If you can’t tell already I’m a little grumpy. Okay, really grumpy. Monumentally grumpy, engaged in the redefinition of grumpy. I haven’t slept in almost seven days because of all the good times we’re having. But you know what? Do you want to guess what happened last night? Leta slept for 10 HOURS IN A ROW. TEN. T-E-N.

10!!!!!!!!!!!!!!

That’s one, two, three, four, five — wait, I need to catch my breath because there are so many numbers to count . . . phew, okay, that’s better, where was I? — six, seven, eight, nine, TEN.

The most Leta has ever slept up until last night was six hours in a row, and that was a side-effect of her two-month immunizations. It only happened once, and since that night the longest she has ever slept in a row is three hours. Taking away her binky has TRIPLED her sleeping capacity. That can’t be a bad thing, right? Oh wait, I forgot. If my baby sleeps that long that means I’m neglecting her. I’ll never learn!

Guess what else happened? No, guess. GUESS!!

She started eating! During the day! In the daytime! When it was day outside! MY BABY EATS, WHO KNEW?

Just because Leta slept ten hours, however, doesn’t mean that I slept any of those hours, any at all whatsoever.
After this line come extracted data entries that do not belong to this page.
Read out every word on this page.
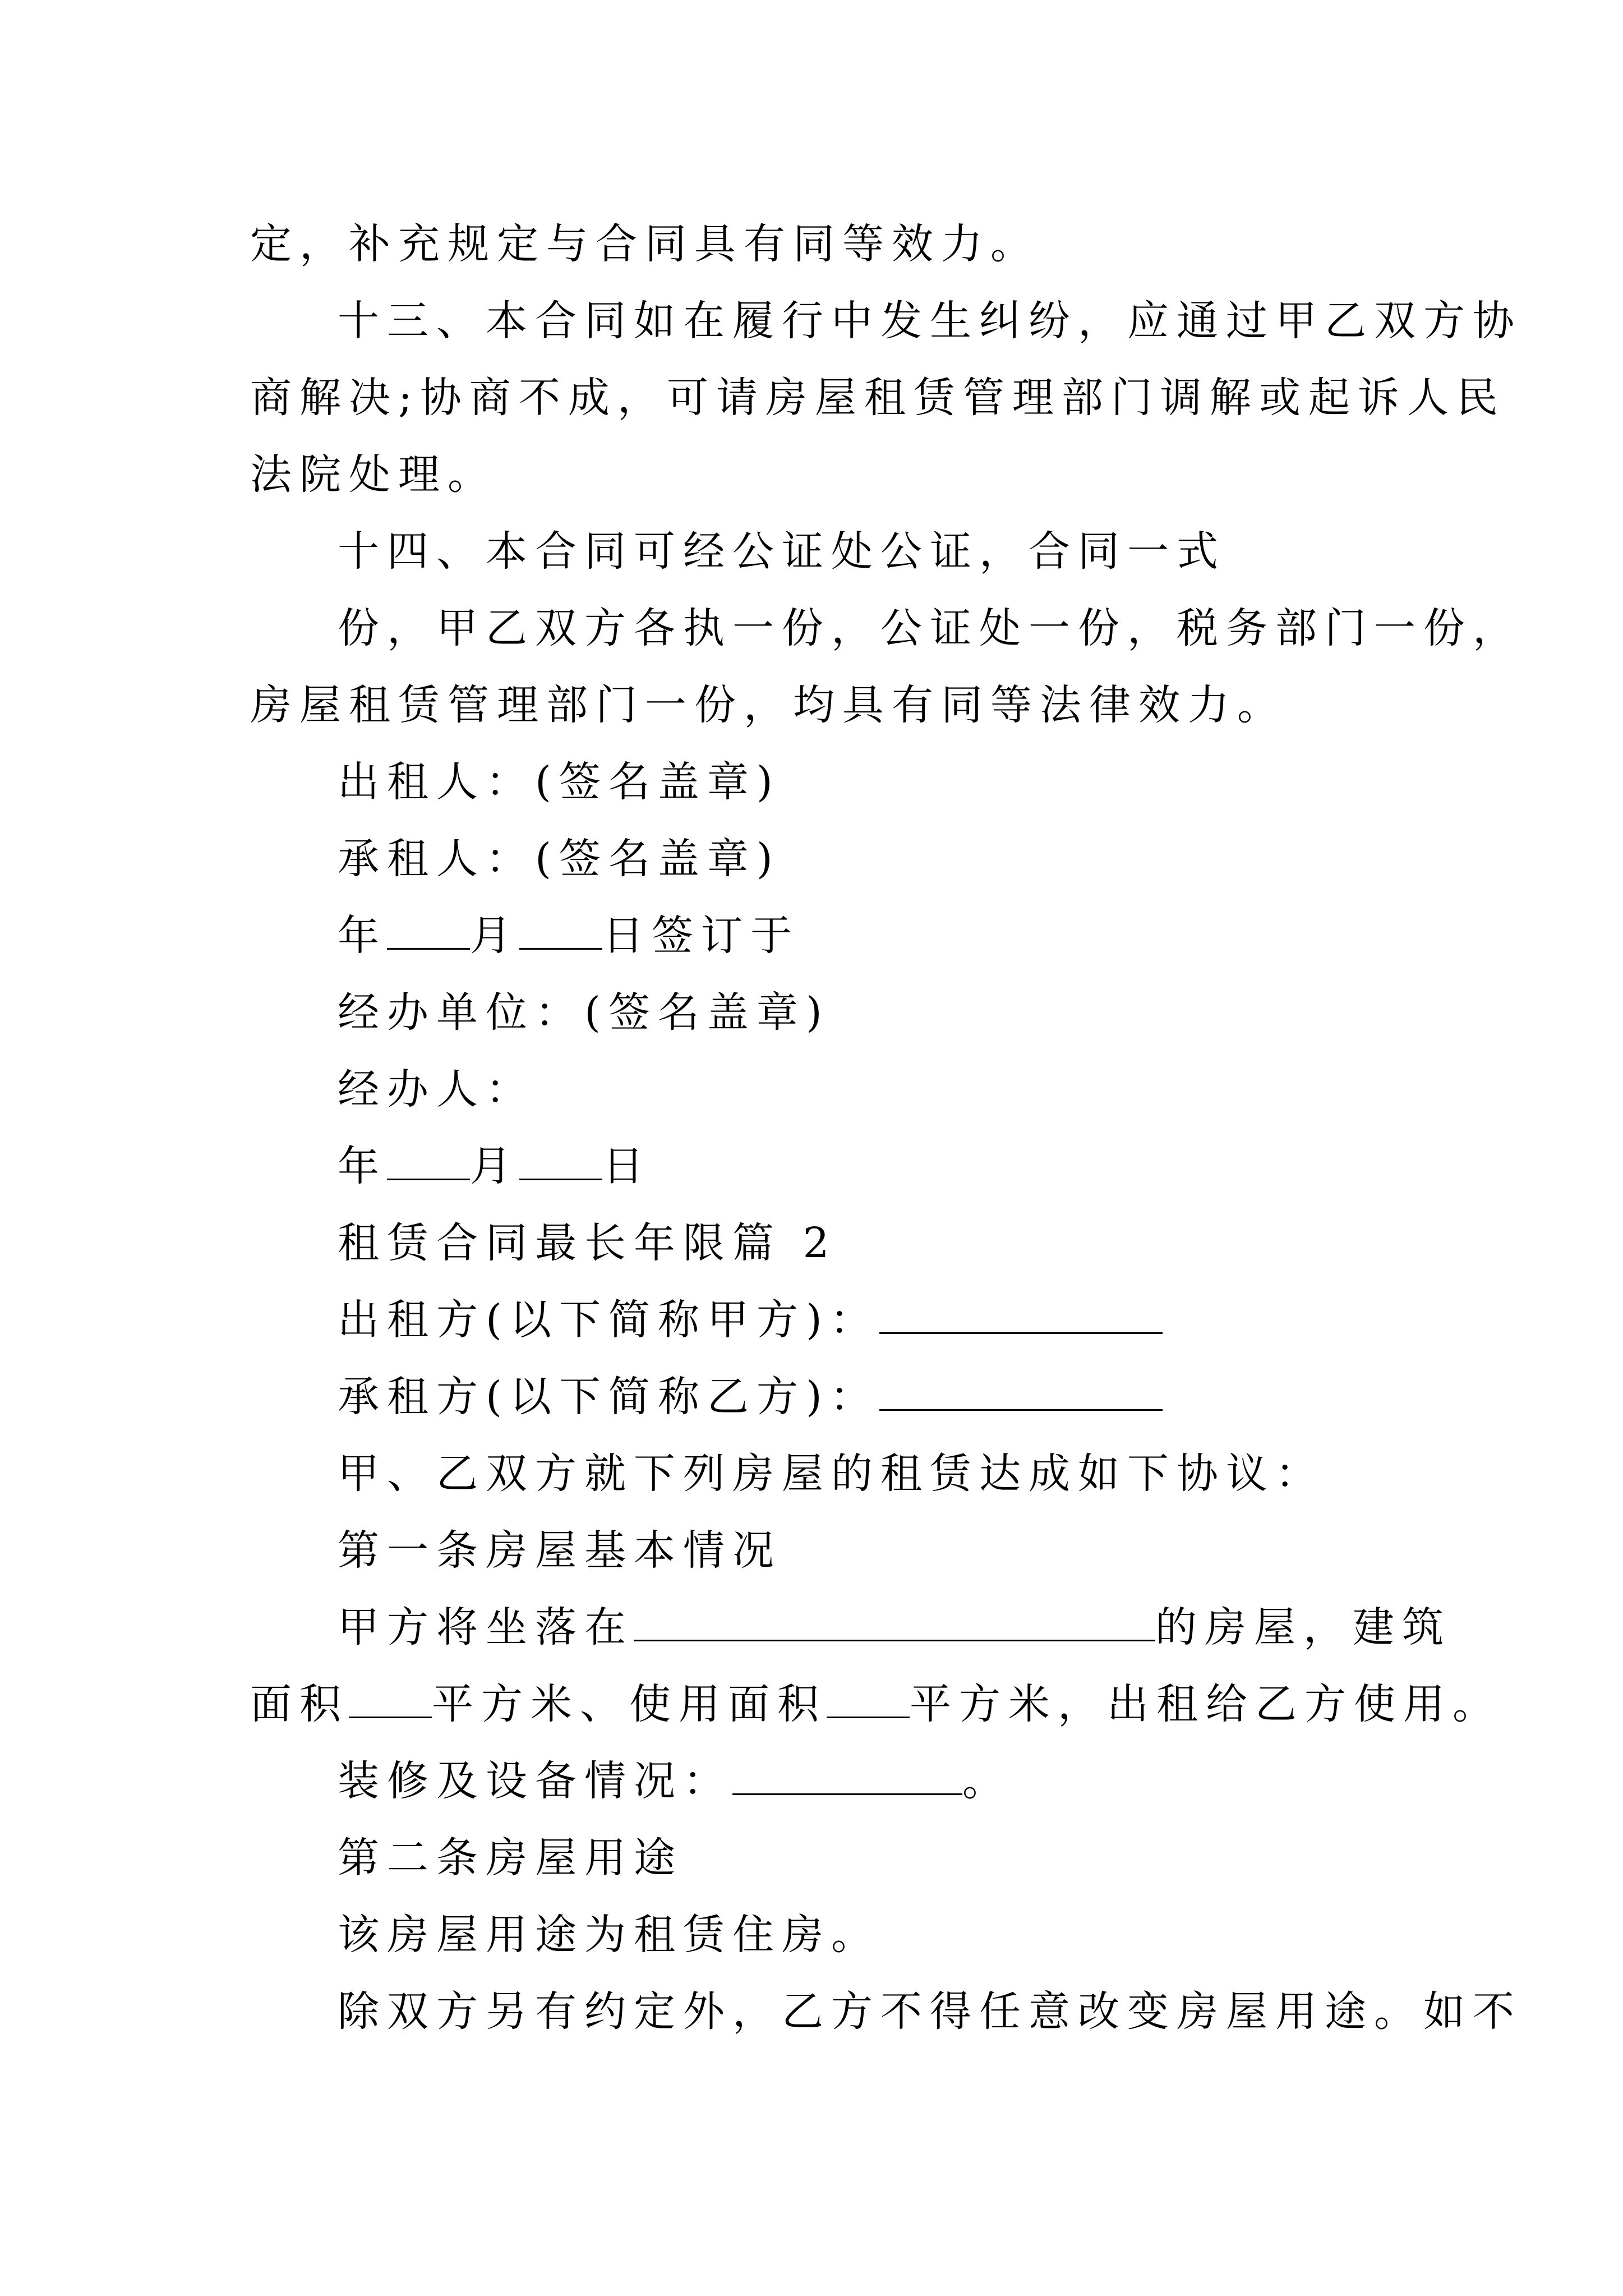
定，补充规定与合同具有同等效力。
十三、本合同如在履行中发生纠纷，应通过甲乙双方协
商解决;协商不成，可请房屋租赁管理部门调解或起诉人民
法院处理。
十四、本合同可经公证处公证，合同一式
份，甲乙双方各执一份，公证处一份，税务部门一份，
房屋租赁管理部门一份，均具有同等法律效力。
出租人：(签名盖章)
承租人：(签名盖章)
年 月 日签订于
经办单位：(签名盖章)
经办人：
年 月 日
租赁合同最长年限篇 2
出租方(以下简称甲方)：
承租方(以下简称乙方)：
甲、乙双方就下列房屋的租赁达成如下协议：
第一条房屋基本情况
甲方将坐落在	的房屋，建筑
面积 平方米、使用面积 平方米，出租给乙方使用。
装修及设备情况：	。
第二条房屋用途
该房屋用途为租赁住房。
除双方另有约定外，乙方不得任意改变房屋用途。如不
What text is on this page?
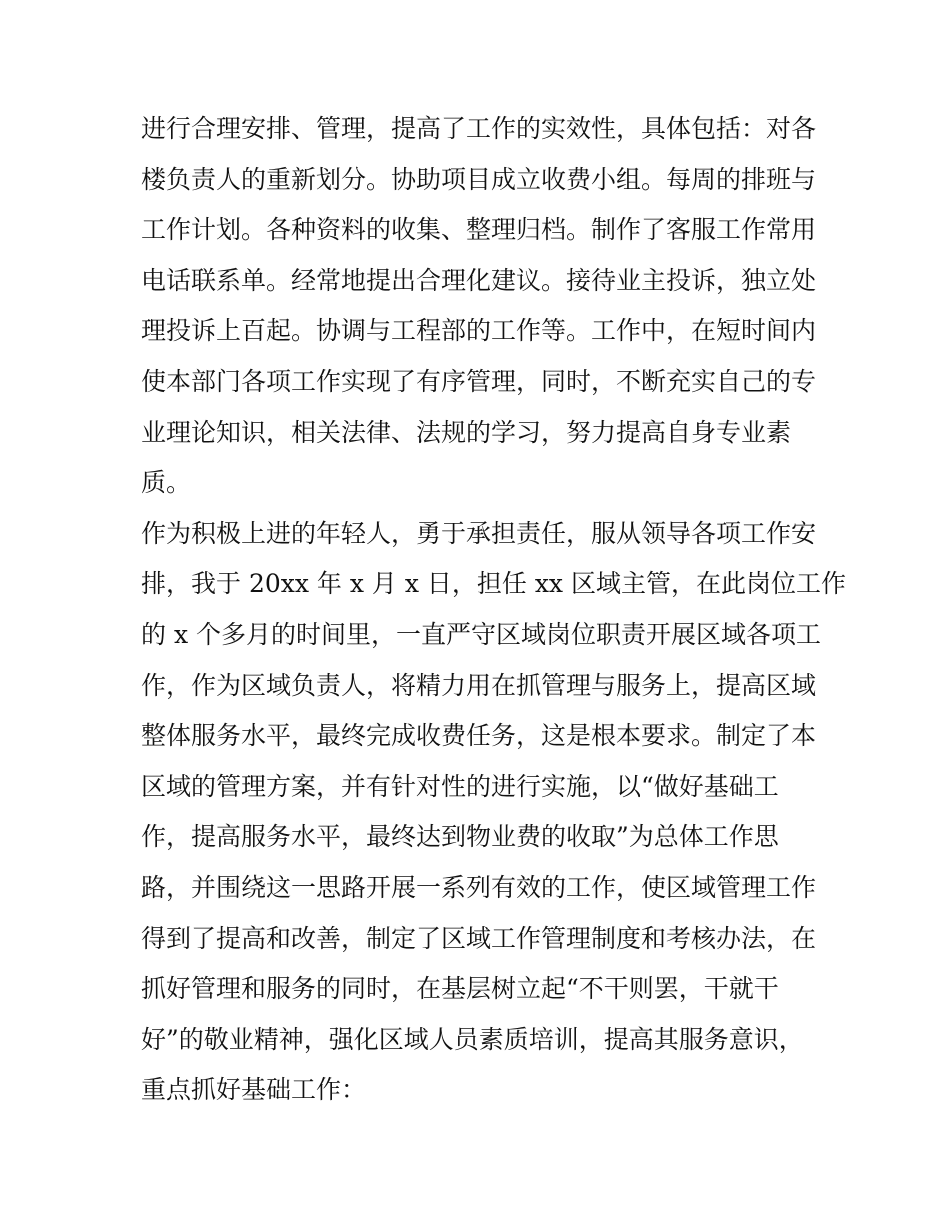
进行合理安排、管理，提高了工作的实效性，具体包括：对各
楼负责人的重新划分。协助项目成立收费小组。每周的排班与
工作计划。各种资料的收集、整理归档。制作了客服工作常用
电话联系单。经常地提出合理化建议。接待业主投诉，独立处
理投诉上百起。协调与工程部的工作等。工作中，在短时间内
使本部门各项工作实现了有序管理，同时，不断充实自己的专
业理论知识，相关法律、法规的学习，努力提高自身专业素
质。
作为积极上进的年轻人，勇于承担责任，服从领导各项工作安
排，我于 20xx 年 x 月 x 日，担任 xx 区域主管，在此岗位工作
的 x 个多月的时间里，一直严守区域岗位职责开展区域各项工
作，作为区域负责人，将精力用在抓管理与服务上，提高区域
整体服务水平，最终完成收费任务，这是根本要求。制定了本
区域的管理方案，并有针对性的进行实施，以“做好基础工
作，提高服务水平，最终达到物业费的收取”为总体工作思
路，并围绕这一思路开展一系列有效的工作，使区域管理工作
得到了提高和改善，制定了区域工作管理制度和考核办法，在
抓好管理和服务的同时，在基层树立起“不干则罢，干就干
好”的敬业精神，强化区域人员素质培训，提高其服务意识，
重点抓好基础工作：
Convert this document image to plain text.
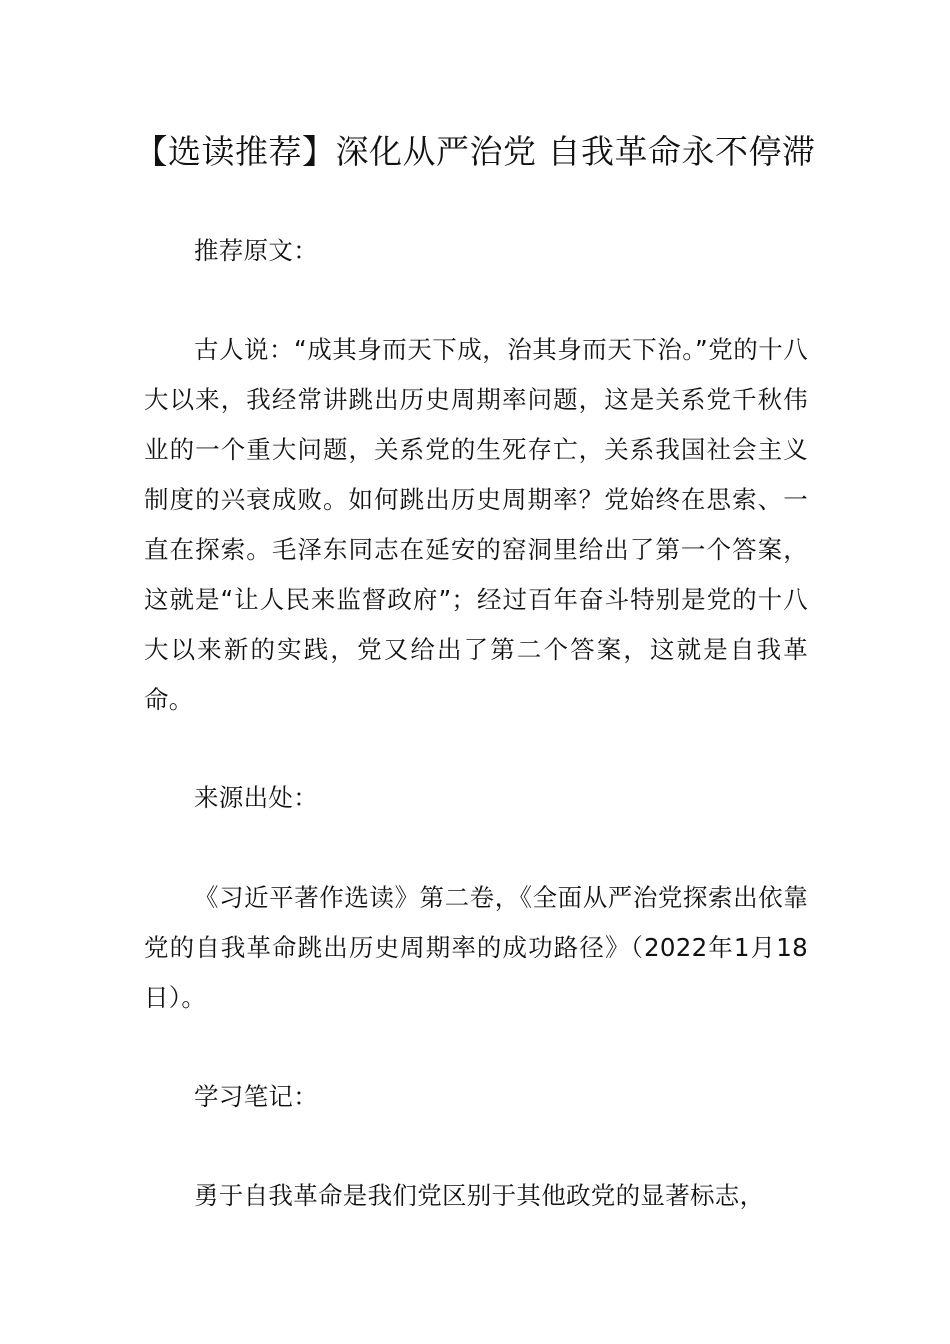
【选读推荐】深化从严治党 自我革命永不停滞
推荐原文：
古人说：“成其身而天下成，治其身而天下治。”党的十八大以来，我经常讲跳出历史周期率问题，这是关系党千秋伟业的一个重大问题，关系党的生死存亡，关系我国社会主义制度的兴衰成败。如何跳出历史周期率？党始终在思索、一直在探索。毛泽东同志在延安的窑洞里给出了第一个答案，这就是“让人民来监督政府”；经过百年奋斗特别是党的十八大以来新的实践，党又给出了第二个答案，这就是自我革命。
来源出处：
《习近平著作选读》第二卷，《全面从严治党探索出依靠党的自我革命跳出历史周期率的成功路径》（2022年1月18日）。
学习笔记：
勇于自我革命是我们党区别于其他政党的显著标志，
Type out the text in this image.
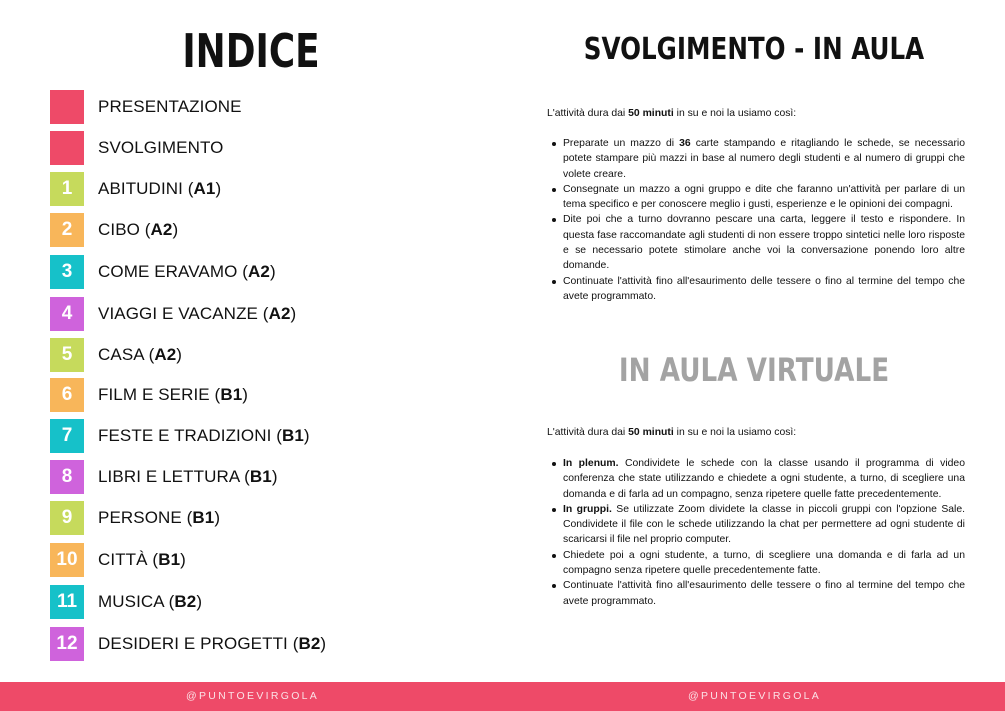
INDICE
PRESENTAZIONE
SVOLGIMENTO
1	ABITUDINI (A1)
2	CIBO (A2)
3	COME ERAVAMO (A2)
4	VIAGGI E VACANZE (A2)
5	CASA (A2)
6	FILM E SERIE (B1)
7	FESTE E TRADIZIONI (B1)
8	LIBRI E LETTURA (B1)
9	PERSONE (B1)
10	CITTÀ (B1)
11	MUSICA (B2)
12	DESIDERI E PROGETTI (B2)
SVOLGIMENTO - IN AULA

L'attività dura dai 50 minuti in su e noi la usiamo così:

Preparate un mazzo di 36 carte stampando e ritagliando le schede, se necessario potete stampare più mazzi in base al numero degli studenti e al numero di gruppi che volete creare.
Consegnate un mazzo a ogni gruppo e dite che faranno un'attività per parlare di un tema specifico e per conoscere meglio i gusti, esperienze e le opinioni dei compagni.
Dite poi che a turno dovranno pescare una carta, leggere il testo e rispondere. In questa fase raccomandate agli studenti di non essere troppo sintetici nelle loro risposte e se necessario potete stimolare anche voi la conversazione ponendo loro altre domande.
Continuate l'attività fino all'esaurimento delle tessere o fino al termine del tempo che avete programmato.
IN AULA VIRTUALE

L'attività dura dai 50 minuti in su e noi la usiamo così:

In plenum. Condividete le schede con la classe usando il programma di video conferenza che state utilizzando e chiedete a ogni studente, a turno, di scegliere una domanda e di farla ad un compagno, senza ripetere quelle fatte precedentemente.
In gruppi. Se utilizzate Zoom dividete la classe in piccoli gruppi con l'opzione Sale. Condividete il file con le schede utilizzando la chat per permettere ad ogni studente di scaricarsi il file nel proprio computer.
Chiedete poi a ogni studente, a turno, di scegliere una domanda e di farla ad un compagno senza ripetere quelle precedentemente fatte.
Continuate l'attività fino all'esaurimento delle tessere o fino al termine del tempo che avete programmato.
@PUNTOEVIRGOLA	@PUNTOEVIRGOLA
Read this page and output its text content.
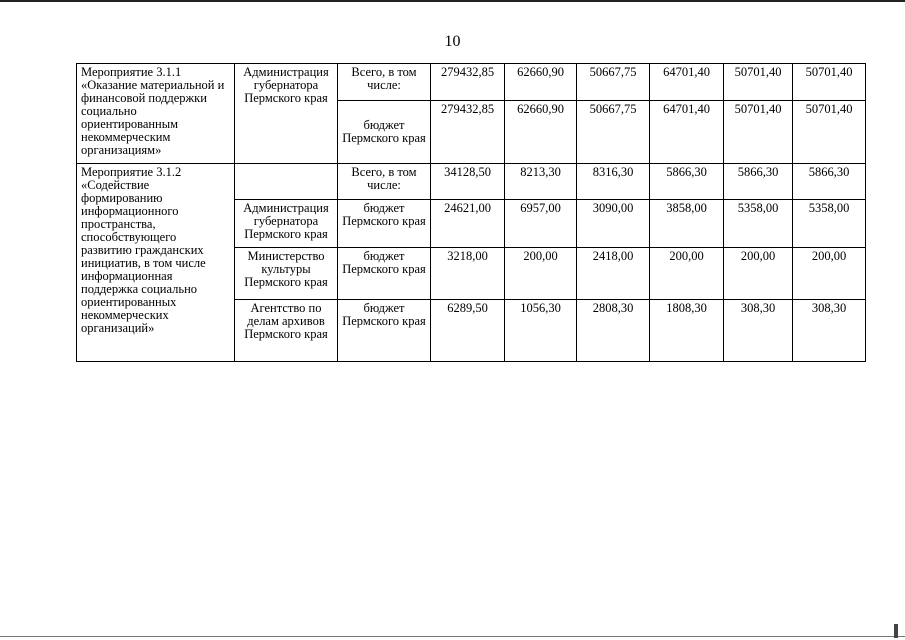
10
Мероприятие 3.1.1 «Оказание материальной и финансовой поддержки социально ориентированным некоммерческим организациям»	Администрация губернатора Пермского края	Всего, в том числе:	279432,85	62660,90	50667,75	64701,40	50701,40	50701,40
		бюджет Пермского края	279432,85	62660,90	50667,75	64701,40	50701,40	50701,40
Мероприятие 3.1.2 «Содействие формированию информационного пространства, способствующего развитию гражданских инициатив, в том числе информационная поддержка социально ориентированных некоммерческих организаций»		Всего, в том числе:	34128,50	8213,30	8316,30	5866,30	5866,30	5866,30
	Администрация губернатора Пермского края	бюджет Пермского края	24621,00	6957,00	3090,00	3858,00	5358,00	5358,00
	Министерство культуры Пермского края	бюджет Пермского края	3218,00	200,00	2418,00	200,00	200,00	200,00
	Агентство по делам архивов Пермского края	бюджет Пермского края	6289,50	1056,30	2808,30	1808,30	308,30	308,30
I woke up every hour and half hour waiting for the wailing, my heart clinched up in my throat. And then it got later and later, and the wailing never came, and when she finally woke up (10 HOURS LATER! REMEMBER?), my boobs were so full I could have sprayed milk 20 feet into the air. I hopped out of bed, two rock hard concrete traffic mounds on my chest and ran to my binky-less Wonderchild, attaching her to my boob before I even had her out of the crib. She could barely keep up with the flow, my boob a gushing fire hydrant that she was trying to stop with her mouth.

And there I go again talking about my boobs. GOD! To the person who sent me an email to tell me that all I talk about anymore are my boobs, and that all this talk about my boobs is alienating my core audience, SORRY CORE AUDIENCE! Would you prefer I talk about my ass? The STORIES I could tell you about my ass.